A review by suzjustsuz
Sacrificial Magic by Stacia Kane

5.0

Sacrificial Magic drops at stores today, March 27, 2012! The following ARC review first appeared at Paperback Dolls.

I write about my experience when I’m reading a book, and this writing will be no different. I suppose I should start this review of Stacia Kane’s next installment in the Downside Ghosts series, Sacrificial Magic, with my confession. I’m a Downside junkie, right up, and I have no interest in giving it up. Now, that’s not to say that I wasn’t ridden hard and put away wet, because I was. That’s just the way it is when you let yourself get willingly strung out on something. Even so, by the time it was over and I looked back on it all, took a deep breath and took it all in, I was glad for the ride and knew I’d do it again as soon as the train left the station.

I had just come out of reading the six chapter novella “Home” in the Downside series when I discovered I’d somehow managed to score an ARC of Sacrificial Magic. Kane had lulled me into a false sense of security with Home, making me feel all warm and fuzzy, safe in the arms of new-found lusty-love and the new perspectives that come with it. So I launched into Sacrificial Magic thinking that Chess had somehow found some kind of miraculous transformation between Terrible’s thighs and off the page; and would now be super-charged with a new sense of love-induced good judgment *cough, hack, wheeze* and all her inner turmoil and baggage had been packed off to Know Thyself Self Actualization-land. Yeah…uh…no.

People are dying by ritual magic in Downside and the murderer doesn’t seem to care too much about drug dealer territory borders. Chess gets sent by the Church to investigate a reported haunting and manages to end up smack in the middle of the murders as well. It doesn’t help matters that most of the investigation puts her in the middle of the territory that is not the territory Terrible, her boyfriend, works for. That means she sees a lot more of Lex than Terrible likes.

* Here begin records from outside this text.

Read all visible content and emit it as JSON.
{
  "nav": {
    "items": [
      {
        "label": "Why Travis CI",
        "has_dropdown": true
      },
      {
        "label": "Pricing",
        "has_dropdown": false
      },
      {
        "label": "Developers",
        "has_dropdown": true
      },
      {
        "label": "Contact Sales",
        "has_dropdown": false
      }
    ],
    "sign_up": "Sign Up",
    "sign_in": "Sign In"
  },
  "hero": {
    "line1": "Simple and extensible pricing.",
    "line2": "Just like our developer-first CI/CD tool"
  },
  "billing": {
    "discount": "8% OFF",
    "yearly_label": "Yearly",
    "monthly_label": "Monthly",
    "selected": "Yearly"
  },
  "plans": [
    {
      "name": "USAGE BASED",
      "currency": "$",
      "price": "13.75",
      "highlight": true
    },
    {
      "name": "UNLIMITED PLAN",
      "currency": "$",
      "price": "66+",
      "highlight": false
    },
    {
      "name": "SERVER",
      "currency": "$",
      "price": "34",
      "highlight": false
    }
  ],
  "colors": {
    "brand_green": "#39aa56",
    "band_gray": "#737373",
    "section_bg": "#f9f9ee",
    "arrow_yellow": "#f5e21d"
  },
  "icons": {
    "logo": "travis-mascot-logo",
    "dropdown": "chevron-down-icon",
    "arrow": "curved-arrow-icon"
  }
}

After reading Home I’d love to tell you that our girl was a pillar of solidity, but I’m afraid she’s still human and she still makes things harder than they have to be. That’s probably the most frustrating thing about these books for me, watching her do the things I know she shouldn’t do! I mean come on! We all know what’s best for our girl, right? We all see the trouble coming and know she better not do that! We all know she needs to stop believing that garbage and taking those pills and playing that mind game and and and… but we have to watch her do it anyway. It’s a bit like watching our own child make their own mistakes, I think. Knowing you want to stop them and are helpless to do anything but let them make their own choices. I spent the better portion of the book wanting to shake her, and a little bit of it wanting to shake Terrible, too.

All throughout the book we are led to believe that the Sacrificial Magic of the title is the magic that is being used for the murders, and perhaps to some extent it is. But there is a climax to this book. One that I think is massive and at the same time under played. It’s about choices, and really aren’t all choices sacrifices of a kind? I wish I could talk more about that, but it would spoil so much that all my book friends would disown me and then I’d never have anyone to talk to about this stuff. So read the book and let’s talk about what happens at the climax, because it’s really killing me to keep it to myself.

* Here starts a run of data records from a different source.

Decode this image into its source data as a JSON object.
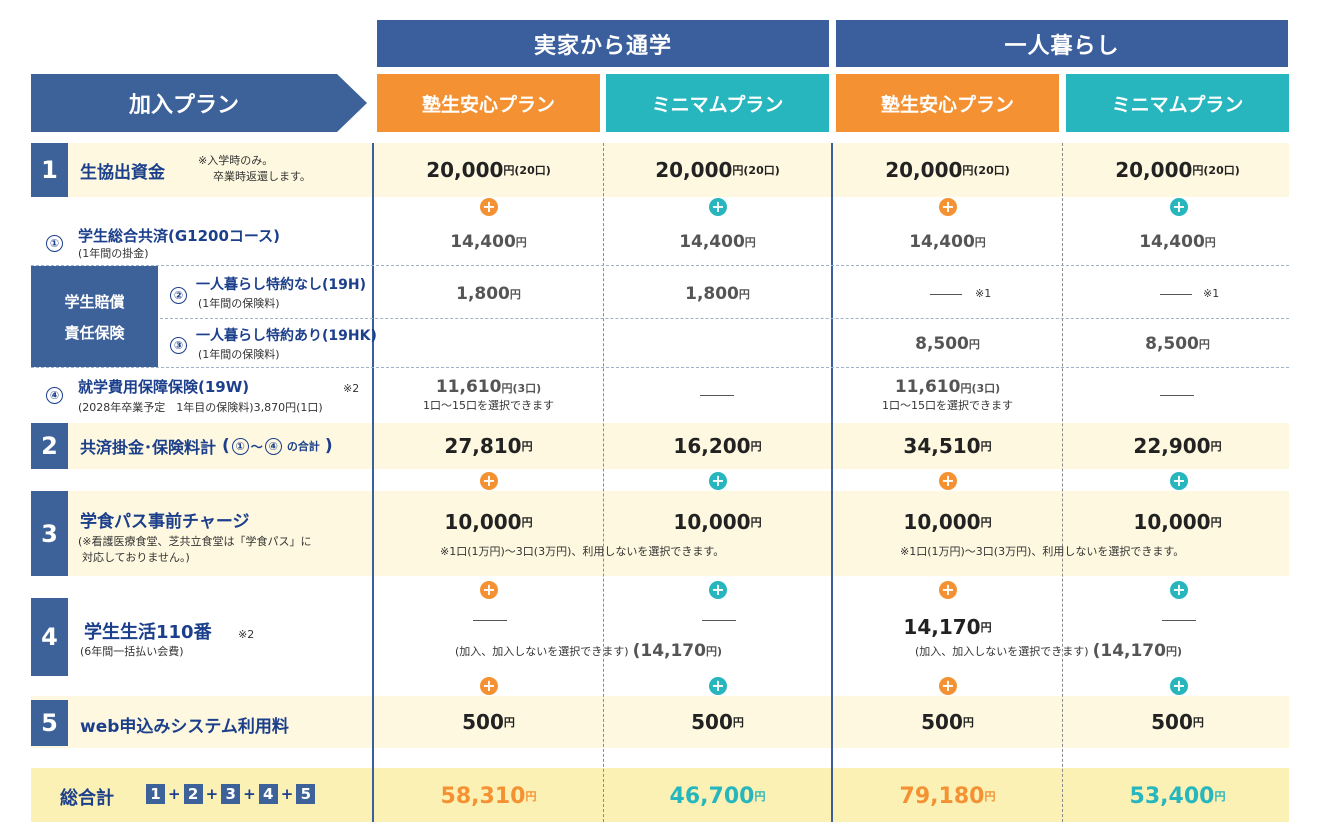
{
  "header": {
    "group_home": "実家から通学",
    "group_alone": "一人暮らし",
    "plan_label": "加入プラン",
    "cols": [
      "塾生安心プラン",
      "ミニマムプラン",
      "塾生安心プラン",
      "ミニマムプラン"
    ]
  },
  "rows": {
    "r1": {
      "num": "1",
      "title": "生協出資金",
      "note1": "※入学時のみ。",
      "note2": "卒業時返還します。",
      "vals": [
        "20,000",
        "20,000",
        "20,000",
        "20,000"
      ],
      "unit": "円",
      "sub": "(20口)"
    },
    "kyosai": {
      "circle": "①",
      "title": "学生総合共済(G1200コース)",
      "sub": "(1年間の掛金)",
      "vals": [
        "14,400",
        "14,400",
        "14,400",
        "14,400"
      ],
      "unit": "円"
    },
    "baisho": {
      "label1": "学生賠償",
      "label2": "責任保険",
      "a": {
        "circle": "②",
        "title": "一人暮らし特約なし(19H)",
        "sub": "(1年間の保険料)",
        "vals": [
          "1,800",
          "1,800"
        ],
        "unit": "円",
        "mark": "※1"
      },
      "b": {
        "circle": "③",
        "title": "一人暮らし特約あり(19HK)",
        "sub": "(1年間の保険料)",
        "vals": [
          "8,500",
          "8,500"
        ],
        "unit": "円"
      }
    },
    "shugaku": {
      "circle": "④",
      "title": "就学費用保障保険(19W)",
      "mark": "※2",
      "sub": "(2028年卒業予定　1年目の保険料)3,870円(1口)",
      "val": "11,610",
      "unit": "円",
      "units_sub": "(3口)",
      "note": "1口～15口を選択できます"
    },
    "r2": {
      "num": "2",
      "title": "共済掛金･保険料計",
      "paren_open": "(",
      "c1": "①",
      "tilde": "～",
      "c4": "④",
      "tail": "の合計",
      "paren_close": ")",
      "vals": [
        "27,810",
        "16,200",
        "34,510",
        "22,900"
      ],
      "unit": "円"
    },
    "r3": {
      "num": "3",
      "title": "学食パス事前チャージ",
      "note1": "(※看護医療食堂、芝共立食堂は「学食パス」に",
      "note2": "対応しておりません。)",
      "vals": [
        "10,000",
        "10,000",
        "10,000",
        "10,000"
      ],
      "unit": "円",
      "note": "※1口(1万円)～3口(3万円)、利用しないを選択できます。"
    },
    "r4": {
      "num": "4",
      "title": "学生生活110番",
      "mark": "※2",
      "sub": "(6年間一括払い会費)",
      "val": "14,170",
      "unit": "円",
      "note": "(加入、加入しないを選択できます)",
      "paren_val": "(14,170",
      "paren_unit": "円)"
    },
    "r5": {
      "num": "5",
      "title": "web申込みシステム利用料",
      "vals": [
        "500",
        "500",
        "500",
        "500"
      ],
      "unit": "円"
    }
  },
  "total": {
    "label": "総合計",
    "n": [
      "1",
      "2",
      "3",
      "4",
      "5"
    ],
    "plus": "+",
    "vals": [
      "58,310",
      "46,700",
      "79,180",
      "53,400"
    ],
    "unit": "円"
  },
  "colors": {
    "navy": "#3a5f9c",
    "orange": "#f49233",
    "teal": "#27b6bd",
    "cream": "#fdf8df",
    "total_bg": "#fbf1b4"
  }
}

In the meantime, I want to see more couples work through stuff the way Chess and Terrible do. Warts and all. I want to see more people accept each other the way they are, they way these two do. Warts and all.

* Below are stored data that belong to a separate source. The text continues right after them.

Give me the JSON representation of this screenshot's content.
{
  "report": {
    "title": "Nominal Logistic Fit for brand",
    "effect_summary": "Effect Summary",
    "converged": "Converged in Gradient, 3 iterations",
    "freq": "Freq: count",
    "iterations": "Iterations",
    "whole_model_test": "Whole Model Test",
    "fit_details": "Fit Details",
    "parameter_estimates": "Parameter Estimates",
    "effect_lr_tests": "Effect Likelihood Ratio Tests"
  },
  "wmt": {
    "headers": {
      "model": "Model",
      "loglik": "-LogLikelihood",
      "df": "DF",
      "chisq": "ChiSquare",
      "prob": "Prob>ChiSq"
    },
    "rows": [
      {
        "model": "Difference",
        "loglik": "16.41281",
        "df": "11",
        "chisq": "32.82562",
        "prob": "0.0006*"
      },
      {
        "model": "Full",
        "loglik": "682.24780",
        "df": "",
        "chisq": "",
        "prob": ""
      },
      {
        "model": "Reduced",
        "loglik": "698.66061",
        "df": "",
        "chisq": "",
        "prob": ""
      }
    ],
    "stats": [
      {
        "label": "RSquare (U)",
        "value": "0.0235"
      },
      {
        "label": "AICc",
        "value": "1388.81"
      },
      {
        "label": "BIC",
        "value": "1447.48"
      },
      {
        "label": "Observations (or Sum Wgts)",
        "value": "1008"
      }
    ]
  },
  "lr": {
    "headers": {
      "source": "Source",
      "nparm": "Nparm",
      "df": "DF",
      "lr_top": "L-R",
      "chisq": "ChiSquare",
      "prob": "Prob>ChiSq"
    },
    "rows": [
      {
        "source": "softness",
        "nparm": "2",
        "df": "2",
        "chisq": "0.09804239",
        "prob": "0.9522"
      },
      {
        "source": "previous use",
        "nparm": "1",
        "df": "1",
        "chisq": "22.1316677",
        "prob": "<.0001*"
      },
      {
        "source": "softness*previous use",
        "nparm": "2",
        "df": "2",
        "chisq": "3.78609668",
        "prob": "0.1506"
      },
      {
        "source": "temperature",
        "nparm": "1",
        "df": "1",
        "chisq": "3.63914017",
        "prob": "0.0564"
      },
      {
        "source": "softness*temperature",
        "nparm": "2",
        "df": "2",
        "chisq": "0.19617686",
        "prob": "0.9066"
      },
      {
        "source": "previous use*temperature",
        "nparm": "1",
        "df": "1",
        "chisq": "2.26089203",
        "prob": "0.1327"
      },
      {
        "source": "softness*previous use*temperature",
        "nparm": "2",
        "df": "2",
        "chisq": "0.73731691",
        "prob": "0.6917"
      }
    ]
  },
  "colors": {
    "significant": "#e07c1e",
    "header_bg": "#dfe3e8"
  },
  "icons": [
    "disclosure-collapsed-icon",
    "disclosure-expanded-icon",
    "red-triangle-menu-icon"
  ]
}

I hope I never stop hurting every time someone says they wish there wasn’t so much drugs in the series, as if it somehow takes away from the humanity of the character. And I hope that the character finds a way to heal all the bullshit that was told to her all her life, because it’s a tired refrain that will transition from reason to excuse quickly. She beautifully embodies the dichotomy of fragility and strength that is woman. I have every faith that Stacia Kane can find a way to help her keep it and emancipate her from her history, too.